From a very young age, Abel Cruz was in charge of working at home and in the garden, and he learned that water was as necessary as it was sometimes scarce. At the age of seven, he tried out his first method of transporting it: he created gutters with banana leaves and buds to lead the water that fell through the ravines to his house during the rainy months. His system traveled about 700 meters and arrived directly at his door.

Later on, he swapped the vine leaves for bamboo and created stronger gutters that let him transport the water further. One day, a seed fell in the gutter, and it soon grew into a head of lettuce. So he also tried hydroponics and aeroponics and started to grow vegetables that didn’t need to touch the ground.

He didn’t know it at that time, but years later, he would become an industrial engineer. Through his studies and a stroke of luck – the night he noticed the drops dripping through a net in his house in Lima – he would be able to transport water not only to his family but to thousands of people all over the country.

Image of the fog catchers on the outskirts of LimaImage of the fog catchers on the outskirts of Lima. Peruvians Without Water Movement.

Today, Cruz is the president of the Peruvians Without Water Movement, a non-profit organization that works to ensure access to water and provide innovative water solutions to vulnerable sectors of their country. In addition to fog catchers, the organization installs wastewater treatment, seawater desalination, and biodigester systems.

How do fog catchers work?

In Lima, Abel got used to a very different climate from his childhood in Tunquimayo. For several months of the year, the hills surrounding the city are wrapped in the garúa, a fog that forms on the Pacific coast. This fog conditions the climate of Lima and the daily life of many of its inhabitants.

There, he also found that many neighborhoods on the outskirts of the Peruvian capital do not have supply systems for running water. Neighbors are forced to buy bottled water or use what tankers bring in, which can cost up to 10 times more than water distributed in the city center.

This has environmental, social, and of course, economic consequences. In a place where families had to devote a high percentage of their income to paying for water, finding an option as simple as a fog catcher was a radical shift.  They are composed of a large mesh (which can be made of different materials, such as polyamide) that is held vertically. According to Cruz, the small microscopic droplets that form the haze – measuring 40 microns – are deposited into the network and flow together to form larger ones.

The fog catchers consist of a net and a gutter that collects waterThe fog catchers consist of a net and a gutter that collects water. Peruvians without Water Movement.
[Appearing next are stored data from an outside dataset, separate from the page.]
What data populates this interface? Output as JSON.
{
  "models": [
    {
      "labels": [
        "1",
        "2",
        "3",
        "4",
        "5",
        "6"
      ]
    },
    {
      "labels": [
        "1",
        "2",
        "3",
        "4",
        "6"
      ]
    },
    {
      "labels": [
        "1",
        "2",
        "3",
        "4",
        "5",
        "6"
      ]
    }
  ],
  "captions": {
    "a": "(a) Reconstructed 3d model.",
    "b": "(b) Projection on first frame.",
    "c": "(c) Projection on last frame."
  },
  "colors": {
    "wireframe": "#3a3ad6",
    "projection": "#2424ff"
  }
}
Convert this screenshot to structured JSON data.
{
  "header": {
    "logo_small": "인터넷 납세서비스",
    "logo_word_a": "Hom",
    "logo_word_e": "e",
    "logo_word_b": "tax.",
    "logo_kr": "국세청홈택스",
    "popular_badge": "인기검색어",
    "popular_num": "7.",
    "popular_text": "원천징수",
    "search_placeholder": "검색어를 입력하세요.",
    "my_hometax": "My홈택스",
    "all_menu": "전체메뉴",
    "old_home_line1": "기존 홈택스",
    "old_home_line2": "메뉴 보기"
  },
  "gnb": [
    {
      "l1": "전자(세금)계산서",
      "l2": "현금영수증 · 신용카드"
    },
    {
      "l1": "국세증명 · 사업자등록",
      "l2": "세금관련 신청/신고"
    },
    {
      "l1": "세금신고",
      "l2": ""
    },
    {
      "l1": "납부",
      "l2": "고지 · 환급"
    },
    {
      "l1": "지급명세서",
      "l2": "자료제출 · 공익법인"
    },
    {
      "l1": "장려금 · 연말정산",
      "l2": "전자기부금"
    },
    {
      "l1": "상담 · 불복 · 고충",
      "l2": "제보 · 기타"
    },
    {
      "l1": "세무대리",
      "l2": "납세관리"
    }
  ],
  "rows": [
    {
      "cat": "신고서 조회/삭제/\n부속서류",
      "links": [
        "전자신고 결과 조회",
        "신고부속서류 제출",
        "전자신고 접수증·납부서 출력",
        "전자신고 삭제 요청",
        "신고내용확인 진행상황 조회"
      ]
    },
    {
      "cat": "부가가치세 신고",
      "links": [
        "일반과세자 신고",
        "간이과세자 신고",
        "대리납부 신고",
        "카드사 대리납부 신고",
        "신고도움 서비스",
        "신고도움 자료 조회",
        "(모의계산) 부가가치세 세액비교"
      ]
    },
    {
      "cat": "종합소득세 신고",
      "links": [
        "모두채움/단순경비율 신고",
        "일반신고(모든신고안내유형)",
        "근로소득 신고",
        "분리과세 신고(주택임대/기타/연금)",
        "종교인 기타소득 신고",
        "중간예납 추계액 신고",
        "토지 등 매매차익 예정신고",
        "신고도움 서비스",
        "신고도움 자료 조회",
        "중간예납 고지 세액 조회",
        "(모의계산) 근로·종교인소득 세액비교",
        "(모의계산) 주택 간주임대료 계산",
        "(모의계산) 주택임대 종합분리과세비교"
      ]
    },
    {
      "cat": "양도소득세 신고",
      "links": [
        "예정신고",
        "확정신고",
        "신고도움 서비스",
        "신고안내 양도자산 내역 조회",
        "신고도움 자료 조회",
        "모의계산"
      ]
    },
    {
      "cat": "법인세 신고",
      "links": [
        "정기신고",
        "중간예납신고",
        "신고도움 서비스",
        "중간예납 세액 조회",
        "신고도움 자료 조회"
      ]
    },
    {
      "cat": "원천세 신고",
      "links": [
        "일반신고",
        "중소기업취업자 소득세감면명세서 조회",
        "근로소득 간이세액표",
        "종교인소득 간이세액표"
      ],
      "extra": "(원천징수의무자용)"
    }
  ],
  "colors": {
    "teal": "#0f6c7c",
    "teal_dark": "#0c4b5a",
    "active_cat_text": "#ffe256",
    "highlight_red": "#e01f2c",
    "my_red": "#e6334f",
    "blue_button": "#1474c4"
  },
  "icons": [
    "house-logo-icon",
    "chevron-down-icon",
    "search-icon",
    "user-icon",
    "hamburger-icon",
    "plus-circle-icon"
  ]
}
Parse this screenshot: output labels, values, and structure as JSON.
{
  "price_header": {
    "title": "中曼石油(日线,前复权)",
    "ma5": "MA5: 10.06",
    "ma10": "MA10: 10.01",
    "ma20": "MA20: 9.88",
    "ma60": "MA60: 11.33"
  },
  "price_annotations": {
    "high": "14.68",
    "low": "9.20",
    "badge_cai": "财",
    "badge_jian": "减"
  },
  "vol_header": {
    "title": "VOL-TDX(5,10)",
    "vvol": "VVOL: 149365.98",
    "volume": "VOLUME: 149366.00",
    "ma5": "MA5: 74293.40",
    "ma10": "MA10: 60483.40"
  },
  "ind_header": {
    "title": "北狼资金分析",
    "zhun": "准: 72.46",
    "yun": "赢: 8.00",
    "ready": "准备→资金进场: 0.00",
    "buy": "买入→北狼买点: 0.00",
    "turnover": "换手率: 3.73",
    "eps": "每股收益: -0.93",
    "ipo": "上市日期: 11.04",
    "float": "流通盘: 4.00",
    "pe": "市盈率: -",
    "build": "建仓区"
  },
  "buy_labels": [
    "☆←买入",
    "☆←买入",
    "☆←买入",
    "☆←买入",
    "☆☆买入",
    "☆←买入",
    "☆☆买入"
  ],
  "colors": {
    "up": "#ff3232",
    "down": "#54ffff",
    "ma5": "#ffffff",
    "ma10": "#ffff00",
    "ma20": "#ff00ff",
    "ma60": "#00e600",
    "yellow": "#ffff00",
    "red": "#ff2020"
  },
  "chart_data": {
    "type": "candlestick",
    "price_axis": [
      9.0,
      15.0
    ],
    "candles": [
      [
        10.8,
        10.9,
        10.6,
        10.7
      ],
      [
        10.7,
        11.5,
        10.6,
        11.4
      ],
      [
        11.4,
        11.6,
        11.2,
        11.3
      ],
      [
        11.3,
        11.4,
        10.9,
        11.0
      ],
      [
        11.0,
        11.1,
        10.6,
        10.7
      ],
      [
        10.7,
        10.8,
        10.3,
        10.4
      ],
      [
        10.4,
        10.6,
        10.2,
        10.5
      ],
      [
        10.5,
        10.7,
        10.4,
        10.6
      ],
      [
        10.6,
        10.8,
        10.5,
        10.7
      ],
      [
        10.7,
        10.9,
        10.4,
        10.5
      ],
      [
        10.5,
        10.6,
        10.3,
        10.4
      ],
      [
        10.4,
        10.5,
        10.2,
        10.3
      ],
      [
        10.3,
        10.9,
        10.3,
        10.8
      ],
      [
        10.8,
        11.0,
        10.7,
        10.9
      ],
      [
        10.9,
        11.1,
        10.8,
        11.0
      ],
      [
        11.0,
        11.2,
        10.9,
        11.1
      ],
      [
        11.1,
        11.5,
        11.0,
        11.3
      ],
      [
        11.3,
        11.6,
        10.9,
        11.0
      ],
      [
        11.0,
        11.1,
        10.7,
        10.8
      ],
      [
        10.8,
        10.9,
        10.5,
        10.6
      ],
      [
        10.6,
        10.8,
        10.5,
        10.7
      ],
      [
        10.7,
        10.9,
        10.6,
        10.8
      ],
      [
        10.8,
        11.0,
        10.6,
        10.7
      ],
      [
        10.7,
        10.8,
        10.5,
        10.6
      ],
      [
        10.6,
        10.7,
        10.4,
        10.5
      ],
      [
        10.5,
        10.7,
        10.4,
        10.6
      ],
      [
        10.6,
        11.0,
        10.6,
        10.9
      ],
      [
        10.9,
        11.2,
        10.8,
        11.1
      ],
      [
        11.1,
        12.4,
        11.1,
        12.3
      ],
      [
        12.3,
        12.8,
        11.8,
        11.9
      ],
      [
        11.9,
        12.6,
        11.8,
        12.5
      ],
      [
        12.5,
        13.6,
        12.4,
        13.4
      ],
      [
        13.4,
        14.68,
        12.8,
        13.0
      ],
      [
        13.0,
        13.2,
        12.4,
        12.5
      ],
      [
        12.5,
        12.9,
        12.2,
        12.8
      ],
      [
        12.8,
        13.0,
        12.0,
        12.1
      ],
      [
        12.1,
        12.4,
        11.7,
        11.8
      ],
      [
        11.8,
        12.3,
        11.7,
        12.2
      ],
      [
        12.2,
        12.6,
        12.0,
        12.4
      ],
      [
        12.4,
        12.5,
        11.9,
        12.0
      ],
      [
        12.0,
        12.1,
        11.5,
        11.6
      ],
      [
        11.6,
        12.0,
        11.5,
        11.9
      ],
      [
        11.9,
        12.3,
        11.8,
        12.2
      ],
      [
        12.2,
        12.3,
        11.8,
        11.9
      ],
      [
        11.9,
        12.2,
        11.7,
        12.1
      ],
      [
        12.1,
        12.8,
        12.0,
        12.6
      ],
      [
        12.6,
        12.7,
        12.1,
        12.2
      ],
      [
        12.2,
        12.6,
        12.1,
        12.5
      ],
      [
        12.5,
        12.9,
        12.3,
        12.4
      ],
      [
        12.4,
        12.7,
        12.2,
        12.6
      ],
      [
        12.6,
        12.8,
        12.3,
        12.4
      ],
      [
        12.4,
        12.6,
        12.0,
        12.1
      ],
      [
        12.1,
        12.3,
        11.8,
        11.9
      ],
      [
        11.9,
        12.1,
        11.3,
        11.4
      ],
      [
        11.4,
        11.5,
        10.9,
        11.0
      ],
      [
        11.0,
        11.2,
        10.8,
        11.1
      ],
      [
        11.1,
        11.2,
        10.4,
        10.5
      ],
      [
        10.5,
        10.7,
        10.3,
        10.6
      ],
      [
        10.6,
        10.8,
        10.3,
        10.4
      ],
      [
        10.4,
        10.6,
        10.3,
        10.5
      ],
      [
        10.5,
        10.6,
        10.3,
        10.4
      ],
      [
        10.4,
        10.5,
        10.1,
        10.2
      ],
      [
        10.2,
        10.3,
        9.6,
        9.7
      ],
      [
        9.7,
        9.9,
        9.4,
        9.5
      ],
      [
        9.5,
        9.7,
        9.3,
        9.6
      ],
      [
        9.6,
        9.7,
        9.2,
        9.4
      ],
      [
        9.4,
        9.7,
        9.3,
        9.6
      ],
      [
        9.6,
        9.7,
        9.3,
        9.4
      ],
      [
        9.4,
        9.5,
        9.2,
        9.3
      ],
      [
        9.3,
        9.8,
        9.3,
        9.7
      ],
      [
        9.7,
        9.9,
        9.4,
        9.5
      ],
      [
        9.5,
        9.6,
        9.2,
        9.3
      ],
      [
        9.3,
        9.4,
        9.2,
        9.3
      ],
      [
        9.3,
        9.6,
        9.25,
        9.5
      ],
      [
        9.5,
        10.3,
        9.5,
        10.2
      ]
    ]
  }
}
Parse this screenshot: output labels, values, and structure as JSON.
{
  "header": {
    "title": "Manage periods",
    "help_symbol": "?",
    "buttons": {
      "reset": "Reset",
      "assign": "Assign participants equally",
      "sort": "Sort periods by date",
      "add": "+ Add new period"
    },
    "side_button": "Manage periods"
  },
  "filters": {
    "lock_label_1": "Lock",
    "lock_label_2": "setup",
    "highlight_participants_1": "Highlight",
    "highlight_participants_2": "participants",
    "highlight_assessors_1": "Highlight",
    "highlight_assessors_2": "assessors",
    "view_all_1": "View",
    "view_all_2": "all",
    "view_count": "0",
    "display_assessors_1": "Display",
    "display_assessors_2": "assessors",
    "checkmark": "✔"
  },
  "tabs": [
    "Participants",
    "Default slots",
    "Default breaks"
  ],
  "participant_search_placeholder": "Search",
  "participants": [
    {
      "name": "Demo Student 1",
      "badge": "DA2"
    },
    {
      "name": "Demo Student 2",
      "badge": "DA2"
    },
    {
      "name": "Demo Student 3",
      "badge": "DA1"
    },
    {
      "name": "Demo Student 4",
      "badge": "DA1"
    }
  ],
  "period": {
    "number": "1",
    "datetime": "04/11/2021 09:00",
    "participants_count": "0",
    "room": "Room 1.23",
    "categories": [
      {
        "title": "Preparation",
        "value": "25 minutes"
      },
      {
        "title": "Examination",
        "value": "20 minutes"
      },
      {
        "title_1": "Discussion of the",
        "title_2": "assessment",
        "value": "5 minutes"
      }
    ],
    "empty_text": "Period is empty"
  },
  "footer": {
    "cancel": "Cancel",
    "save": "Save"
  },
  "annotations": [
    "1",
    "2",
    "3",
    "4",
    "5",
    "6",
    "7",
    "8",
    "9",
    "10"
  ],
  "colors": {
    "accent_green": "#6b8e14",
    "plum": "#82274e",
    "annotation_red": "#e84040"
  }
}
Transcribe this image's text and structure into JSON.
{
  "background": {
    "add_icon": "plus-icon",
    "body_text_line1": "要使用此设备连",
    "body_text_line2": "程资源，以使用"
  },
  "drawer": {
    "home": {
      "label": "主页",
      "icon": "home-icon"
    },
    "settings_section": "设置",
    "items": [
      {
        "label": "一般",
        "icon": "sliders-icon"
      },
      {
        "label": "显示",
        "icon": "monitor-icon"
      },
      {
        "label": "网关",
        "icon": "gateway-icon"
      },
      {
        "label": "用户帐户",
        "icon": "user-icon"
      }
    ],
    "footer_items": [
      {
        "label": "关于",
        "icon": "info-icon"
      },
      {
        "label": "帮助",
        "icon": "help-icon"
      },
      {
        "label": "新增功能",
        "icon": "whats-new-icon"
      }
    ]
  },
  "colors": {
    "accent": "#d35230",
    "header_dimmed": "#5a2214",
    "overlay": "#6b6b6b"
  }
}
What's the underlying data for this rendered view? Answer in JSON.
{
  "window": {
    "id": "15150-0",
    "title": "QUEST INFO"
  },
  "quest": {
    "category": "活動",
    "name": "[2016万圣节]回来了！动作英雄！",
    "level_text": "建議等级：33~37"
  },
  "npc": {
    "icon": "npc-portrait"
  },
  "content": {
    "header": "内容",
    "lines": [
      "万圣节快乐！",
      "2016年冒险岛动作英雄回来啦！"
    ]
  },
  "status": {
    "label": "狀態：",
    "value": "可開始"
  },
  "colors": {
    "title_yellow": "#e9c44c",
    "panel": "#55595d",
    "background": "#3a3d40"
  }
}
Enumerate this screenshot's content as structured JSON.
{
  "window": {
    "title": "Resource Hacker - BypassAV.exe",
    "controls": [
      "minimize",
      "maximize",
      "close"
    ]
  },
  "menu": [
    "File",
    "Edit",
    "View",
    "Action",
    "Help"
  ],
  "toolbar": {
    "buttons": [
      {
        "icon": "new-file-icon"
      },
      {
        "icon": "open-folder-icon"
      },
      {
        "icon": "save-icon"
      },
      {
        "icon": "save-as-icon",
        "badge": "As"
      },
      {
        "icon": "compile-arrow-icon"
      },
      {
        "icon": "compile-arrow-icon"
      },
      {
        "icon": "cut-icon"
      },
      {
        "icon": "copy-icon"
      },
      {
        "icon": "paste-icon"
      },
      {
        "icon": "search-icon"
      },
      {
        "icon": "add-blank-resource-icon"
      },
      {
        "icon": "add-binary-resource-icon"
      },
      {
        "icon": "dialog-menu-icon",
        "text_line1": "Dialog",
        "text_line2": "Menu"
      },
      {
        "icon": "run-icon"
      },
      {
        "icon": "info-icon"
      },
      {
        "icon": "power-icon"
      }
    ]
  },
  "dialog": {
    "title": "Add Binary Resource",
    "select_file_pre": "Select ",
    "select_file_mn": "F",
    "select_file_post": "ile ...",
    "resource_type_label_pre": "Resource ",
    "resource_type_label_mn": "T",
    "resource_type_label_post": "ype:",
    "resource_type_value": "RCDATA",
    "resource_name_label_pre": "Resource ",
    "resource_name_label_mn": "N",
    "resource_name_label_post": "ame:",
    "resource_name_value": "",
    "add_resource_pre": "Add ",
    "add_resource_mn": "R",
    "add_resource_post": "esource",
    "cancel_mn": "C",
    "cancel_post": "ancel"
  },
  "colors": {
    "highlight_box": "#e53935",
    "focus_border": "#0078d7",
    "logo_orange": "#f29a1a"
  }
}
Gutters are placed under the nets, much like the ones Cruz devised when he was seven years old; they collect these drops and direct them to reservoirs. In the winter months, when the garúa takes place, a panel measuring 20 square meters can capture between 200 and 400 liters of water daily. This water is not suitable for direct consumption, but it can be used for irrigating crops, washing, or cleaning, and this considerably reduces communities’ external dependence.

Abel Cruz’s goal is to install 10,000 fog catchers throughout Peru over the next five years. With this method (which is also used in other places, such as Chile, the Canary Islands, and Nepal), it is possible to ensure the water security of millions of families in a world that is suffering from increasingly frequent and intense episodes of water scarcity and drought.

It is estimated that if more sustainable habits and more efficient systems are not adopted for good water management, three out of every four people will be affected by drought in 2050. Initiatives from all over the world, such as the one that has covered the mountains of Lima with fog catchers, are aiming to prevent this reality.